Rome is an ambitious project that aims to unify dozens of front-end language tools into one easy-to-use tool created from scratch. Rome v10, the first stable release since the beginning of the redesign made by Rust.

This release includes a quick linter and formatter; they require minimal configuration, come with beautiful and descriptive diagnostics, and have built-in support for JavaScript and TypeScript.

Rome’s formatter was inspired by Prettier, allowing most users to migrate with minimal or no changes. Our linter is based on a recommended set of rules, following community standards, and strives to be actionable and informative when it detects a problem.

Rome is a monolithic runtime-agnostic, multilingual toolchain. It is a formatter, linter, and in the future a compiler, packager, tester, and many more dependency-free features. Its monolithic architecture reveals a new experience for developers that is hard to achieve with many development stacks.

Avoid unnecessary work: Formatting your files with Prettier and linting them with ESLint means that both tools spend significant time traversing directories and parsing. Rome is fast because it never does the same work twice.

Reduce repetition: Rome uses a single configuration for all tools to reduce the number of configuration files in your project and avoid repetition.

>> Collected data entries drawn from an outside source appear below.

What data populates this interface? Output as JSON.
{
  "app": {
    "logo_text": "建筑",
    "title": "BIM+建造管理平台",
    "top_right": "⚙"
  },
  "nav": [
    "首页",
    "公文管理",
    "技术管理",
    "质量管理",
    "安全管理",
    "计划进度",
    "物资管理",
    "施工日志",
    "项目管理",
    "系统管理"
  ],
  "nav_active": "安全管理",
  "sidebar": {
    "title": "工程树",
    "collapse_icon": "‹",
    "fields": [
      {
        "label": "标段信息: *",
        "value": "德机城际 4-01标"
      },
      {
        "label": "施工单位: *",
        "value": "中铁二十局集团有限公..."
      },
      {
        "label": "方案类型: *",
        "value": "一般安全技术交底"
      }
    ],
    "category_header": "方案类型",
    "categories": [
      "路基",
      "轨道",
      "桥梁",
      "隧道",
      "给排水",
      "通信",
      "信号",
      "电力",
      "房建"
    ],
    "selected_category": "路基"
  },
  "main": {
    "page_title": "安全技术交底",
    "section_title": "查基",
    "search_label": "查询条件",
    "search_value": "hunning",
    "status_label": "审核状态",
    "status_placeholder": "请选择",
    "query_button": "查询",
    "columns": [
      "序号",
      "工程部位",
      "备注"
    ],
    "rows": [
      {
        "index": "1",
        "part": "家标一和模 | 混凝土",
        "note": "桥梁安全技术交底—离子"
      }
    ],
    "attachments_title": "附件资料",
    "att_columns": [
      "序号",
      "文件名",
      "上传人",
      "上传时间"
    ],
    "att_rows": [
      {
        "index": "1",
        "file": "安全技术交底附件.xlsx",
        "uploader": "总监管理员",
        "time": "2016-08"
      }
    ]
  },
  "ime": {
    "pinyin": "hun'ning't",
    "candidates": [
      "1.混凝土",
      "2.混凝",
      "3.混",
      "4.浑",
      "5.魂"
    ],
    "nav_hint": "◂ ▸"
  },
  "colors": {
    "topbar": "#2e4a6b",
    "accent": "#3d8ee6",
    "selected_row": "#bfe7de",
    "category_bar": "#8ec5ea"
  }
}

Learn once: Many-tool development stacks suffer that engineers must interact with each tool, having to learn and remember the command names, configuration schemas, CLI arguments, and diagnostics formats. This is a lot to remember.

Remove entry barriers: Advanced analysis and checks, like analyzing the size of a bundle or bundle size budgeting, often require additional tools and lack editor or linter integration. This added complexity is an entry barrier for many.